Studi yang dia lakukan mengamati 149 pasangan, di mana usia ibu berusia antara 18 sampai 40 tahun. Setiap orang baru saja melahirkan anak mereka yang pertama, kedua atau ketiga. Periset mengunjungi pasangan ini tiga kali dalam dua tahun pertama setelah melahirkan, pada dua, sembilan, dan lima belas bulan pascapersalinan.

Dalam kunjungan 9 bulan, ayah saya diberi sampel air liur, dan mengambil sampel tiga kali sehari, untuk memantau kadar testosteronnya. Pasangan yang merespons juga menjawab pertanyaan tentang gejala depresi dari pengukuran Depresi Postnatal Edinburgh.

Mereka juga berbagi perasaan puas dalam hubungan, tekanan orangtua dan masalah dengan agresi antar pasangan.

Temuan menunjukkan testosteron lebih rendah dikaitkan dengan lebih banyak gejala depresi pascamelahirkan pada pria, namun pada wanita kurang. Wanita yang pasangannya memiliki kadar hormon seks pria rendah lebih bahagia dalam hubungan mereka, yang membantu mengurangi risiko depresi mereka.

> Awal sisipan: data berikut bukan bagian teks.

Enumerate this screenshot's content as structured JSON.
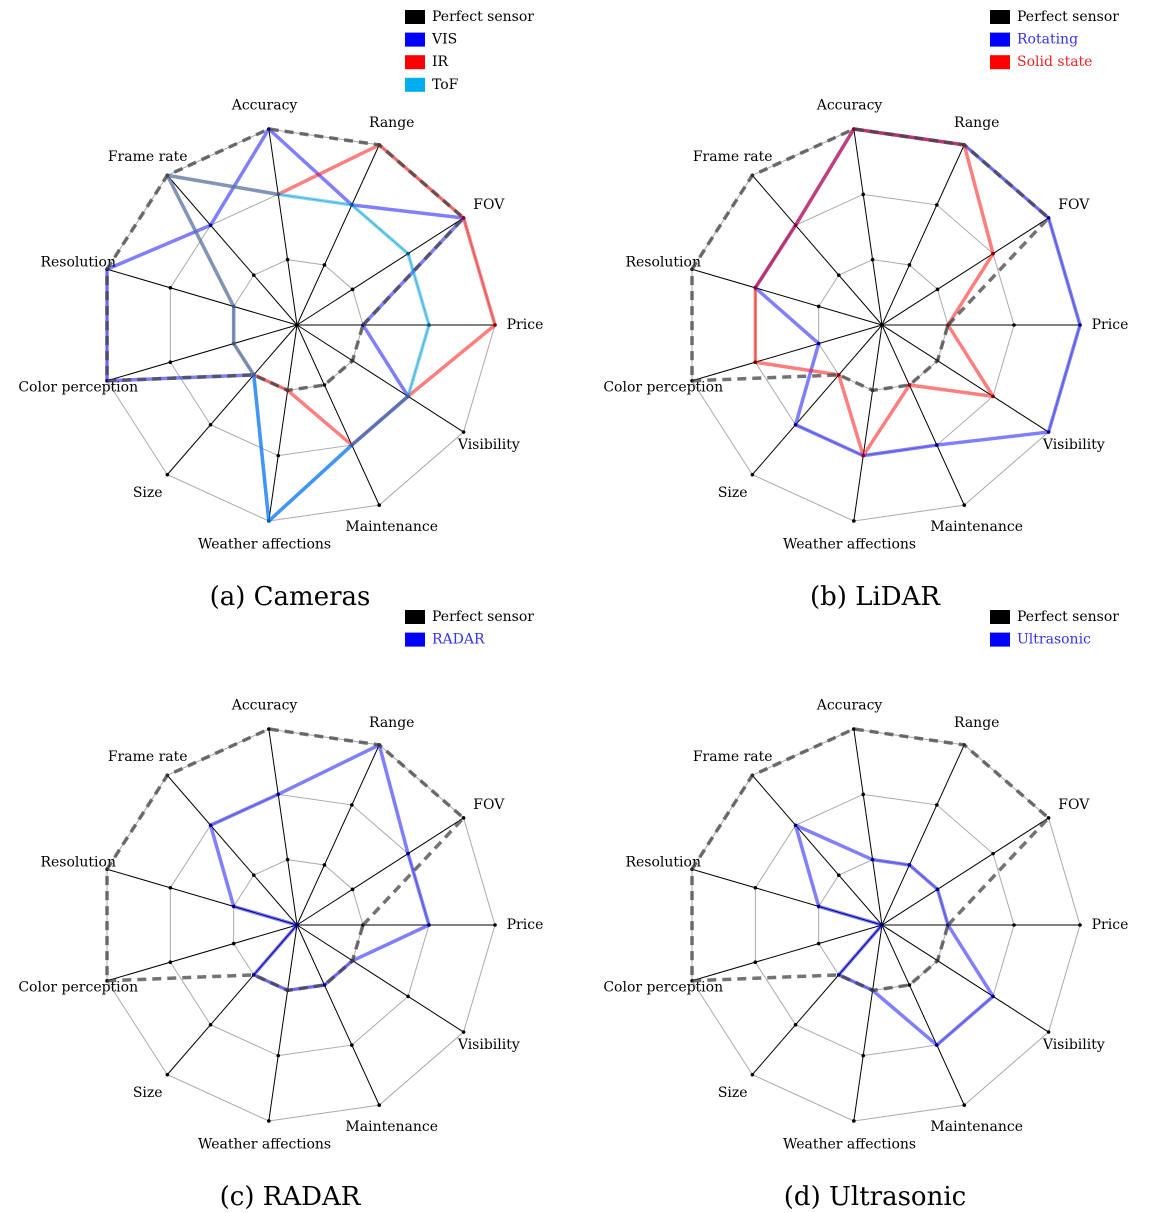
{
  "chart_data": [
    {
      "type": "radar",
      "title": "(a) Cameras",
      "categories": [
        "Price",
        "FOV",
        "Range",
        "Accuracy",
        "Frame rate",
        "Resolution",
        "Color perception",
        "Size",
        "Weather affections",
        "Maintenance",
        "Visibility"
      ],
      "ylim": [
        0,
        3
      ],
      "yticks": [
        1,
        2,
        3
      ],
      "series": [
        {
          "name": "Perfect sensor",
          "color": "#000000",
          "text_color": "#000000",
          "dashed": true,
          "values": [
            1,
            3,
            3,
            3,
            3,
            3,
            3,
            1,
            1,
            1,
            1
          ]
        },
        {
          "name": "VIS",
          "color": "#0000ff",
          "text_color": "#000000",
          "values": [
            1,
            3,
            2,
            3,
            2,
            3,
            3,
            1,
            3,
            2,
            2
          ]
        },
        {
          "name": "IR",
          "color": "#ff0000",
          "text_color": "#000000",
          "values": [
            3,
            3,
            3,
            2,
            3,
            1,
            1,
            1,
            1,
            2,
            2
          ]
        },
        {
          "name": "ToF",
          "color": "#00aeef",
          "text_color": "#000000",
          "values": [
            2,
            2,
            2,
            2,
            3,
            1,
            1,
            1,
            3,
            2,
            2
          ]
        }
      ]
    },
    {
      "type": "radar",
      "title": "(b) LiDAR",
      "categories": [
        "Price",
        "FOV",
        "Range",
        "Accuracy",
        "Frame rate",
        "Resolution",
        "Color perception",
        "Size",
        "Weather affections",
        "Maintenance",
        "Visibility"
      ],
      "ylim": [
        0,
        3
      ],
      "yticks": [
        1,
        2,
        3
      ],
      "series": [
        {
          "name": "Perfect sensor",
          "color": "#000000",
          "text_color": "#000000",
          "dashed": true,
          "values": [
            1,
            3,
            3,
            3,
            3,
            3,
            3,
            1,
            1,
            1,
            1
          ]
        },
        {
          "name": "Rotating",
          "color": "#0000ff",
          "text_color": "#3333ee",
          "values": [
            3,
            3,
            3,
            3,
            2,
            2,
            1,
            2,
            2,
            2,
            3
          ]
        },
        {
          "name": "Solid state",
          "color": "#ff0000",
          "text_color": "#ee2222",
          "values": [
            1,
            2,
            3,
            3,
            2,
            2,
            2,
            1,
            2,
            1,
            2
          ]
        }
      ]
    },
    {
      "type": "radar",
      "title": "(c) RADAR",
      "categories": [
        "Price",
        "FOV",
        "Range",
        "Accuracy",
        "Frame rate",
        "Resolution",
        "Color perception",
        "Size",
        "Weather affections",
        "Maintenance",
        "Visibility"
      ],
      "ylim": [
        0,
        3
      ],
      "yticks": [
        1,
        2,
        3
      ],
      "series": [
        {
          "name": "Perfect sensor",
          "color": "#000000",
          "text_color": "#000000",
          "dashed": true,
          "values": [
            1,
            3,
            3,
            3,
            3,
            3,
            3,
            1,
            1,
            1,
            1
          ]
        },
        {
          "name": "RADAR",
          "color": "#0000ff",
          "text_color": "#3333ee",
          "values": [
            2,
            2,
            3,
            2,
            2,
            1,
            0,
            1,
            1,
            1,
            1
          ]
        }
      ]
    },
    {
      "type": "radar",
      "title": "(d) Ultrasonic",
      "categories": [
        "Price",
        "FOV",
        "Range",
        "Accuracy",
        "Frame rate",
        "Resolution",
        "Color perception",
        "Size",
        "Weather affections",
        "Maintenance",
        "Visibility"
      ],
      "ylim": [
        0,
        3
      ],
      "yticks": [
        1,
        2,
        3
      ],
      "series": [
        {
          "name": "Perfect sensor",
          "color": "#000000",
          "text_color": "#000000",
          "dashed": true,
          "values": [
            1,
            3,
            3,
            3,
            3,
            3,
            3,
            1,
            1,
            1,
            1
          ]
        },
        {
          "name": "Ultrasonic",
          "color": "#0000ff",
          "text_color": "#3333ee",
          "values": [
            1,
            1,
            1,
            1,
            2,
            1,
            0,
            1,
            1,
            2,
            2
          ]
        }
      ]
    }
  ]
}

"Mungkin ayah testosteron yang rendah menghabiskan lebih banyak waktu untuk merawat bayi atau memiliki lebih banyak profil hormonal yang disinkronkan dengan ibu," katanya.

Meski begitu, menurut Saxbe, suplementasi dengan testosteron bukanlah jawabannya, karena memperburuk keadaan. Penurunan hormon ini, katanya, adalah adaptasi normal peran baru ayah.

Sejauh ini, penelitian mengatakan bahwa mendapatkan cukup tidur, makanan sehat dan kebugaran fisik dapat membantu mengurangi tanda-tanda depresi pascamelahirkan.